# polly wad



## mudhog (May 9, 2005)

My kids caught some fish in a pond that a oldtimer called a polly wad
looked like a catfish to me. I didn't see them in person just a picture, but has anybody heard of polly wad? he said they were not good to eat. When I did a search on the net I got tadpoles.


----------



## BIGBADJOHN49 (Aug 23, 2006)

Hey Mudhog, my Dad always called Mudcats pollywads. Mudcats are slimy bait stealing freshwater Hardheads. They have a rounded tail instead of a "V" shaped catfish tail. Usually dark backed with a yellow rounded belly. I have cooked them but they had a "muddy" taste. Now they just get added to the turtle traps.


----------



## Salty Dog (Jan 29, 2005)

We always said it polliwog.
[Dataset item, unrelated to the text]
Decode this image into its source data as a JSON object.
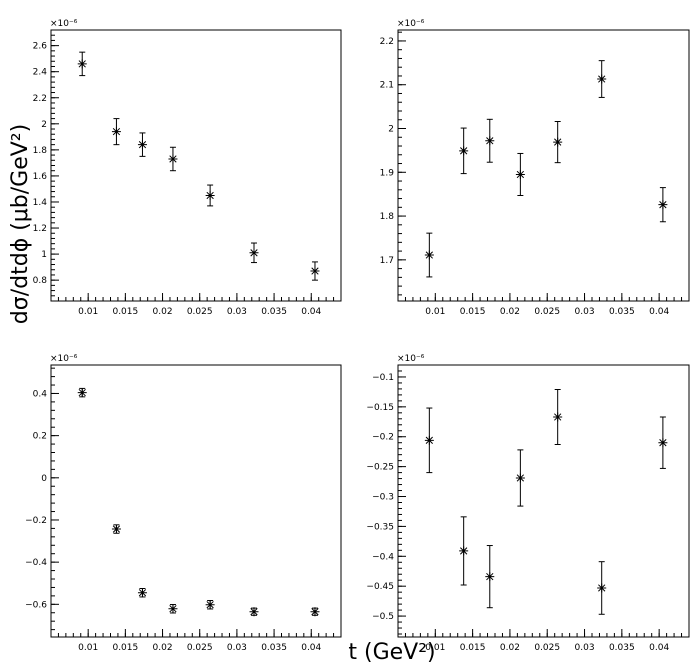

It's a bullhead catfish.


----------



## mudhog (May 9, 2005)

thanks you described them to a T they were dark with a yellow/orange belly, didn't see what the tail looked like though but he called them polliewog oh whatever how its spelled, I heard the term before but never really knew what they were.


----------



## Bozo (Jun 16, 2004)

The bullhead got the nickname pollywog becuase of they are colored and shaped like a pollywog (bullfrog tadpole).


----------



## kim e cooper (Feb 18, 2006)

Mudcat


----------